En Algérie, la maladie est sous diagnostiquée, cependant, selon les chiffres donnés par le chef de service de Pneumo-Allergologie du CHU de Beni Messous, le Pr Douagui, à l’occasion du 10e Congrès euro-africain d’allergologie et d’immunologie clinique « 4% des adultes sont atteints d’asthme et 8% d’enfants souffrent d’asthme bronchique »(*). La prévalence demeure, comme partout ailleurs dans le monde, en évolution constante et l’asthme représente avec la rhinite allergique 80% des maladies respiratoire en Algérie.
Outre une prédisposition génétique, l’asthme peut être aussi causé par une exposition à des facteurs favorisants qui peuvent être immuno-allergiques ou liés à l’environnement comme la fumée de cigarette, la poussière, les acariens, le pollen, les gaz d’échappement, certains médicaments comme l’aspirine, certaines maladies des voies respiratoires comme le rhume, la bronchite, la sinusite,…

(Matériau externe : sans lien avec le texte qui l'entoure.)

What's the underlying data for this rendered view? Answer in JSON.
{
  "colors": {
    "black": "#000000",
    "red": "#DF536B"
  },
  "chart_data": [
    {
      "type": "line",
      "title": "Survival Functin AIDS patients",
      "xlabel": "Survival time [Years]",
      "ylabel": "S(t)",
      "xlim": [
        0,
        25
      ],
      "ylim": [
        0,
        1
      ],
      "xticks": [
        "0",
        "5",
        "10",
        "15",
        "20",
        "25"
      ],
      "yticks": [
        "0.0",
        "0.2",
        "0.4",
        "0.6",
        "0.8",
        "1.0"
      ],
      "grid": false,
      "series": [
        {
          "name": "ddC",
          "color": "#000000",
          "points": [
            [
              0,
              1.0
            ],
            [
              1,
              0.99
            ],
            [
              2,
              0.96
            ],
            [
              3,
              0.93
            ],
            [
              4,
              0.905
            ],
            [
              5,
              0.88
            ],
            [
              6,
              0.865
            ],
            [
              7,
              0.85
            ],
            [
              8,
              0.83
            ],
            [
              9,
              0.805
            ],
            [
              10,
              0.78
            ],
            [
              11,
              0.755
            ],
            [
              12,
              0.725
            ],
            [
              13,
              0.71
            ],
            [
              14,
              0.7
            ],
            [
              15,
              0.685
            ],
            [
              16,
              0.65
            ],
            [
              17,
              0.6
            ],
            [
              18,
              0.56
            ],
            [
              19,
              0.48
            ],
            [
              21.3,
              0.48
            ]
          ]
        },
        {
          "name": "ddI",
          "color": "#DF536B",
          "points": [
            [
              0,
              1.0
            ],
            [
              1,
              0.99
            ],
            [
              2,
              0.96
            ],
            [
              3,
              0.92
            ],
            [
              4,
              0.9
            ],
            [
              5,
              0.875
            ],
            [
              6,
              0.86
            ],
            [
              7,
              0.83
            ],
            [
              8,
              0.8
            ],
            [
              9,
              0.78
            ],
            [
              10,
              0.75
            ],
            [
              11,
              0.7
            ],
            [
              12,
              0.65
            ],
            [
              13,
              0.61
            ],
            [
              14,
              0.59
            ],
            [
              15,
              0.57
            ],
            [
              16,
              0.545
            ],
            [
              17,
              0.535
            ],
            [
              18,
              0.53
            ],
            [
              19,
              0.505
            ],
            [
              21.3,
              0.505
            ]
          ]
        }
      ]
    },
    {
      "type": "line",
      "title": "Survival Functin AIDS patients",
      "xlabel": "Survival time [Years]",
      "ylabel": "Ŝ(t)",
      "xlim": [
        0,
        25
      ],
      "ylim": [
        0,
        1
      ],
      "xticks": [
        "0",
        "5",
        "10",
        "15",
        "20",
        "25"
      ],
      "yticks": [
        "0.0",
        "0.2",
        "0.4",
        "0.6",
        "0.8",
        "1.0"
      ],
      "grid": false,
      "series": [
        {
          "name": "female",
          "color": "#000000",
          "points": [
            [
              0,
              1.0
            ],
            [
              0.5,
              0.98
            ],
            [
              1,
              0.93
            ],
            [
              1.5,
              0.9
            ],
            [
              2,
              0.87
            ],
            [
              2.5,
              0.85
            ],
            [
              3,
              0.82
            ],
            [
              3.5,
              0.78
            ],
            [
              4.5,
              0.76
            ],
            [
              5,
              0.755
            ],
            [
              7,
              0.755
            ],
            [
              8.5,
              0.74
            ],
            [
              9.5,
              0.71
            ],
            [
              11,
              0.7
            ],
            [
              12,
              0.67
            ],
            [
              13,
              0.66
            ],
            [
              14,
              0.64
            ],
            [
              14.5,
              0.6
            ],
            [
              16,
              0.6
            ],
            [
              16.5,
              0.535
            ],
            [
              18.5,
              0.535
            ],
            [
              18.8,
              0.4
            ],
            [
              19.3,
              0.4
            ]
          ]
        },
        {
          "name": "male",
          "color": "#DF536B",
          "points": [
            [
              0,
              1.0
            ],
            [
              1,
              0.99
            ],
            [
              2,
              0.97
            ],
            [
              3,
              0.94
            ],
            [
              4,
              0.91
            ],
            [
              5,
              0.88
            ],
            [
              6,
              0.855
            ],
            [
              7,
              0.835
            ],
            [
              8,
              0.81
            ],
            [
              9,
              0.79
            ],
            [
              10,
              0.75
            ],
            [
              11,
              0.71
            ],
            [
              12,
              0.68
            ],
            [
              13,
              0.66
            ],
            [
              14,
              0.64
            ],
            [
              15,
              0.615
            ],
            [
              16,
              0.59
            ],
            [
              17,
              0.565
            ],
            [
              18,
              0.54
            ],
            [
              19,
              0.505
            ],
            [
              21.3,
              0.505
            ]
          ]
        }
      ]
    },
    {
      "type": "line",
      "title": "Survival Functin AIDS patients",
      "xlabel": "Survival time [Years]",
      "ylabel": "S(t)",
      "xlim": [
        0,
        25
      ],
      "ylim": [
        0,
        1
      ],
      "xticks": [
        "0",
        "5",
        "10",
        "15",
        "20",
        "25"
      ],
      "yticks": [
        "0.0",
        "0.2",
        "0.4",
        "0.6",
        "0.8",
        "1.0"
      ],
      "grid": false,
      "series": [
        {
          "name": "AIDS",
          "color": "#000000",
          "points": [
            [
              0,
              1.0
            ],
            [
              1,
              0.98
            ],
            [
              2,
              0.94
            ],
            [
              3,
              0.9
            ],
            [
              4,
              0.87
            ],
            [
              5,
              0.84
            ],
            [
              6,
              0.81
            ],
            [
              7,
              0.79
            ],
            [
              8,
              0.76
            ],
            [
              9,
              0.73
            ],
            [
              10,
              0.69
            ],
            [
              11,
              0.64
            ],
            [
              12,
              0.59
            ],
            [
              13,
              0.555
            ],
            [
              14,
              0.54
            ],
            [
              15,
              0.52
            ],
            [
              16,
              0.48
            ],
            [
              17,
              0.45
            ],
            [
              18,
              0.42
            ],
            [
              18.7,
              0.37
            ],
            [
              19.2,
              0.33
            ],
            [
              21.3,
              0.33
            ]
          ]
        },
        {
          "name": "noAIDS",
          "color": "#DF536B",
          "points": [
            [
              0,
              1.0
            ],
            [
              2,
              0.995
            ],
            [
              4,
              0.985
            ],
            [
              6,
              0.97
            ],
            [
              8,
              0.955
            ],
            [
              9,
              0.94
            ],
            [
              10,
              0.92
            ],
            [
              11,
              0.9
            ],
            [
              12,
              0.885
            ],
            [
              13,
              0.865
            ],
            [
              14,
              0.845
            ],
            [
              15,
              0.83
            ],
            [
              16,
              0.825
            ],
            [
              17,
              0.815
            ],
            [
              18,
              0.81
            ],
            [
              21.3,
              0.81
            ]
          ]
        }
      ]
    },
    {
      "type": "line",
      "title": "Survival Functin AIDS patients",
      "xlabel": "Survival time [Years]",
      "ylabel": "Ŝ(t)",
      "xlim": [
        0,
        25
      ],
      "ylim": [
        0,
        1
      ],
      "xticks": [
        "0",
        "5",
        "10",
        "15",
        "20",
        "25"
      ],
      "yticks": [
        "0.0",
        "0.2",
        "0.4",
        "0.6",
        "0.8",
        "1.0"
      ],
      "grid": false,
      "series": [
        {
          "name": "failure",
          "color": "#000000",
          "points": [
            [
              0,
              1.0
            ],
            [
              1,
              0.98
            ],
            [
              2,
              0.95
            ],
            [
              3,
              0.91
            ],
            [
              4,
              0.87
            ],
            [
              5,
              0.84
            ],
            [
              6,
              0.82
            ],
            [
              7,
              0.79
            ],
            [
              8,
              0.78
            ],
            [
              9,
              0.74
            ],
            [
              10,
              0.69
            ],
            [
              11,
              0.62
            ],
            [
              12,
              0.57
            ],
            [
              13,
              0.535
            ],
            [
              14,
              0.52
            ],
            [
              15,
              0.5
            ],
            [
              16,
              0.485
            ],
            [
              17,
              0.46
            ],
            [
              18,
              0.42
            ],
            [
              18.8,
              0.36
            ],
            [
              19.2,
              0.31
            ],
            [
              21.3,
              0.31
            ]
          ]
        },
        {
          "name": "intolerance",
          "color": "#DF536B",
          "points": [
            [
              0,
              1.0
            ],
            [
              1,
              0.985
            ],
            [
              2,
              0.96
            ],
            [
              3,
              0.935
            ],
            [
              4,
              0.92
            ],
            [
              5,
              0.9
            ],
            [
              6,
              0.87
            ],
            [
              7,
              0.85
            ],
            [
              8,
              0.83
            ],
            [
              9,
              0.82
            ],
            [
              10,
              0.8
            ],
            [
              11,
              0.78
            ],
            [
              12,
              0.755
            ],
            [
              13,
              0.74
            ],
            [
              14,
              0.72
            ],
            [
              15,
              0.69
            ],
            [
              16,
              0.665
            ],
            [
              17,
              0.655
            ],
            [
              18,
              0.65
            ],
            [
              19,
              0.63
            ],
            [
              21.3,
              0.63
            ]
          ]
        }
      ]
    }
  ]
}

Les symptômes qui surviennent au moment des crises sont une gêne respiratoire, des sifflements clairement audibles à la respiration, toux avec expectoration…
Si on ne peut guérir de l’asthme, en revanche, une bonne prise en charge médicale avec des médicaments inhalateurs permet aux malades atteints d’asthme de mener une vie normale. Cependant, une mauvaise maîtrise de la maladie peut entraîner des difficultés au quotidien comme une augmentation des prises de médicaments, une consultation en urgence, un absentéisme au travail ou à l’école,…
Malheureusement, dans les cas de l’asthme sévère, la qualité de vie du malade est fortement impactée et, en cas de mauvaise prise en charge ou de complication, la maladie peut même se solder par un décès. Il est donc primordial de prendre en compte tous les signaux avant-coureurs pour éviter toute issue qui peut dans certains cas graves s’avérer fatale.